Atos 13,15-16a.26-33; Salmo 23; Apocalipse 7,9-17

S. João 10,22-30
22Era inverno, e em Jerusalém celebrava-se a festa da Consagração do Templo. 23Jesus passeava no templo, na parte conhecida pelo Pórtico de Salomão. 24Os judeus rodearam-no e perguntaram-lhe: «Até quando nos trazes na dúvida? Diz-nos claramente se és ou não o Messias.» 25«Já o disse, mas não querem acreditar», respondeu-lhes. «As coisas que eu faço por ordem de meu Pai falam por mim, 26mas vocês não acreditam porque não são das minhas ovelhas. 27As minhas ovelhas obedecem à minha voz, eu conheço-as e elas seguem-me. 28Dou-lhes a vida eterna e elas nunca mais hão-de morrer, nem ninguém as poderá arrancar da minha mão. 29Aquilo que o meu Pai me deu é o mais importante. Por isso ninguém as pode arrancar das mãos de meu Pai. 30Eu e o Pai somos um só.»

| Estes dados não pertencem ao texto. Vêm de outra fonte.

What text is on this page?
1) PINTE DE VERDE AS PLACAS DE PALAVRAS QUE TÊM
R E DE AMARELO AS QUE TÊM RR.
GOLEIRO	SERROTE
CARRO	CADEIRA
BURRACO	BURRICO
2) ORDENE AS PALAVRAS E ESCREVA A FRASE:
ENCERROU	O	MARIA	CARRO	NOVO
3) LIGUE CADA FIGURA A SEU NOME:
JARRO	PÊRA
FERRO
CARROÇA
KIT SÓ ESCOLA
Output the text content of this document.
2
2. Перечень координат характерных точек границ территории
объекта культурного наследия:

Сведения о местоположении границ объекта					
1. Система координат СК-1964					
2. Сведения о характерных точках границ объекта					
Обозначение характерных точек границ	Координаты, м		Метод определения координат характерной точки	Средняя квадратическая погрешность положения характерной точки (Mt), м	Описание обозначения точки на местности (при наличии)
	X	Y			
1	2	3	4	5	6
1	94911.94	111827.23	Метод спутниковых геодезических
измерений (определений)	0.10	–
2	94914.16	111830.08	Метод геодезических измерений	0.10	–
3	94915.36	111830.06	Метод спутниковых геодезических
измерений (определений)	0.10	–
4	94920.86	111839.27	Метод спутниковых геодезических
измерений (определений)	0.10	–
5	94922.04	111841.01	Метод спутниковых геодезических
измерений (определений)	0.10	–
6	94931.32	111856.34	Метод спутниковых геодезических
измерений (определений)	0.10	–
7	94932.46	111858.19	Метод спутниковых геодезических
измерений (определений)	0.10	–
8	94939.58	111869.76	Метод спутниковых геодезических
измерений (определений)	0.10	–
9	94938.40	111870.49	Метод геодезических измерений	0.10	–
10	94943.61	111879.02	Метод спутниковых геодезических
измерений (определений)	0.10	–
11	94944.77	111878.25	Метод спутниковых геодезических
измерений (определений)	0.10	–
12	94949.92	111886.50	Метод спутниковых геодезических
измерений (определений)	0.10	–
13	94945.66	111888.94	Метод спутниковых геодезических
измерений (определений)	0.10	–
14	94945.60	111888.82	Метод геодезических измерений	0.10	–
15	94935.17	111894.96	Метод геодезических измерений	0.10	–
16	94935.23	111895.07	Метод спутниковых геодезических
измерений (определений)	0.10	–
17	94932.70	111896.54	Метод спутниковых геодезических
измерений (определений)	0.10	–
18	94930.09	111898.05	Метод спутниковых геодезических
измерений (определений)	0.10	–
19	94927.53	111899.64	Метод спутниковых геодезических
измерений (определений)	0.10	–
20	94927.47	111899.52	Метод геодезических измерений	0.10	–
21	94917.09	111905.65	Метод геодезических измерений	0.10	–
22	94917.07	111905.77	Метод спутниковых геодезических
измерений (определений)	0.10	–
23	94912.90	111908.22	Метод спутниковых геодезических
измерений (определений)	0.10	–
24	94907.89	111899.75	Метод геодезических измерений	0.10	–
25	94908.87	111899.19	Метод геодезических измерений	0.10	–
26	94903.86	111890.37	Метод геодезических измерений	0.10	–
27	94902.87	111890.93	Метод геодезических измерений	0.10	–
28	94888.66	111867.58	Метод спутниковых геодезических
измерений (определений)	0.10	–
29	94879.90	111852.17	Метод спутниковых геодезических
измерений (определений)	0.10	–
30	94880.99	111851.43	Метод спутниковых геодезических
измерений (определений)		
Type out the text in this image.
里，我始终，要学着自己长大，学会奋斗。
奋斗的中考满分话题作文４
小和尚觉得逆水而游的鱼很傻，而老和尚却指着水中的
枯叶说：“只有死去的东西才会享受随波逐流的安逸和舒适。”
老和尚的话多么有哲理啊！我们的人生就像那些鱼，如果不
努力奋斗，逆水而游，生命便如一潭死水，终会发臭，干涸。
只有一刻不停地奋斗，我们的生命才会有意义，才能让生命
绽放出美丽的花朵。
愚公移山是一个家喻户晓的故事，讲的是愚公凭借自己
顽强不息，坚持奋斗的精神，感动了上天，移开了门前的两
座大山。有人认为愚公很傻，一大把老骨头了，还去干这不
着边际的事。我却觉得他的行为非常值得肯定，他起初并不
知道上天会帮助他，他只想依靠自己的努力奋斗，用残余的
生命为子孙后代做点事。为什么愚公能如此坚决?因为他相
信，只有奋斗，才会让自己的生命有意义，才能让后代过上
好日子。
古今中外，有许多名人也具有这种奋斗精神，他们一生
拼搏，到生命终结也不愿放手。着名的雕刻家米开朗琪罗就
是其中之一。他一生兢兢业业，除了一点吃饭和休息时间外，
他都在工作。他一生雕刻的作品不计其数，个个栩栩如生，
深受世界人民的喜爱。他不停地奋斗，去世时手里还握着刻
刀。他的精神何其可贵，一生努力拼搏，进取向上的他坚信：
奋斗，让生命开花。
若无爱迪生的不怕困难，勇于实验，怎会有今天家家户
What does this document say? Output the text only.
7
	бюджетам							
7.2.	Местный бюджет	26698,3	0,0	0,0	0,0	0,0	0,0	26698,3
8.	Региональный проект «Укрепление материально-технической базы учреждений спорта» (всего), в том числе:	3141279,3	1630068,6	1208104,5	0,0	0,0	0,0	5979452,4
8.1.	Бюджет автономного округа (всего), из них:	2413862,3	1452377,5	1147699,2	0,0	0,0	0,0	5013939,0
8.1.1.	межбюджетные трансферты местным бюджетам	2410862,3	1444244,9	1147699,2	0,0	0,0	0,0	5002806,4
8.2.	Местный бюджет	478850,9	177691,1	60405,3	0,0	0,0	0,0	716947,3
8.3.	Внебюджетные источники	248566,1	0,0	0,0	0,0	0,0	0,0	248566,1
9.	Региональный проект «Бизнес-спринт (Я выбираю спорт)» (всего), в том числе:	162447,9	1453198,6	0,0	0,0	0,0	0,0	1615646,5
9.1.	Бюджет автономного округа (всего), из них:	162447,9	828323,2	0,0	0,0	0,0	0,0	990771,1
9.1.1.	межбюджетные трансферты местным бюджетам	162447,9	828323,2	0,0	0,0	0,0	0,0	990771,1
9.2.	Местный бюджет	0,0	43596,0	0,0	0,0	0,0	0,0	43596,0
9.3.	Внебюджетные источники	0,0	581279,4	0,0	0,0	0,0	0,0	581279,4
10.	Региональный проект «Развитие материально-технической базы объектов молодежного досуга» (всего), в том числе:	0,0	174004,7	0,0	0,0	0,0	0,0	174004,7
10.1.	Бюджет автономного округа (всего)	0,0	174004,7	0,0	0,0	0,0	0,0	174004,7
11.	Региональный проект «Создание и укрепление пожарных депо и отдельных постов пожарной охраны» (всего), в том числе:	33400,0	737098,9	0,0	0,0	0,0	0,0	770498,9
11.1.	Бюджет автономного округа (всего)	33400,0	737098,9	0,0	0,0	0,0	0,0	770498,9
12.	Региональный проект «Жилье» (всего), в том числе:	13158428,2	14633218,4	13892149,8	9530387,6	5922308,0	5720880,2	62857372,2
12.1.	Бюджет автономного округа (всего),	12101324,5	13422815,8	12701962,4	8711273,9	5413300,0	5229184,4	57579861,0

1. Além da “dúvida” do Apóstolo Tomé, o Evangelho relata também a “dúvida” dos Judeus – “Até quando nos trazes na dúvida? Diz-nos claramente se és ou não o Messias”. A dúvida é uma condição da existência humana que pode ajudar-nos na procura da verdade. Contudo, sabemos por experiência própria que na dúvida não nos sentimos muito confortáveis e, por isso, procuramos com ansiedade chegar à certeza. Ora, a certeza nem sempre é a “verdade”.
Os judeus interpelaram Jesus sobre se era ou não o Messias. Mas, será que eles queriam mesmo saber a verdade, ou, pelo contrário procuravam a razão para continuar a sua “certeza”? Jesus respondeu-lhes mostrando exatamente isso: «já o disse, mas não quereis acreditar…». Efetivamente o que estava em causa é que eles não aceitavam que Jesus fosse o Messias, apenas queriam ouvir a confissão da Sua boca para depois O acusarem, como aliás o fizeram no tribunal judaico, o Sinédrio (S. Lucas 22, 66-71). Na sua certeza expunham a sua segurança e, sem cuidar de prová-la, deixavam de parte a procura da verdade. Até Pilatos que procurava provas da acusação os rebateu: “Eu não acho nele crime algum” (S. João 18, 38). Connosco passa-se o mesmo.
Num estudo sociológico internacional apresentado em 2021 concluía-se que nas sociedades atuais o que faz correr as pessoas é a procura de certezas, muito mais do que de verdades. Aquelas fazem-nas sentir seguras, confiantes, confortáveis, geralmente num contexto coletivo, alargado, na “massa”, enquanto que a busca da verdade as interpela, obriga-as a pensar e a confrontar-se com a dúvida individualmente. Jesus chama-nos a procurar a “verdade”, mas na condição de sermos Suas ovelhas.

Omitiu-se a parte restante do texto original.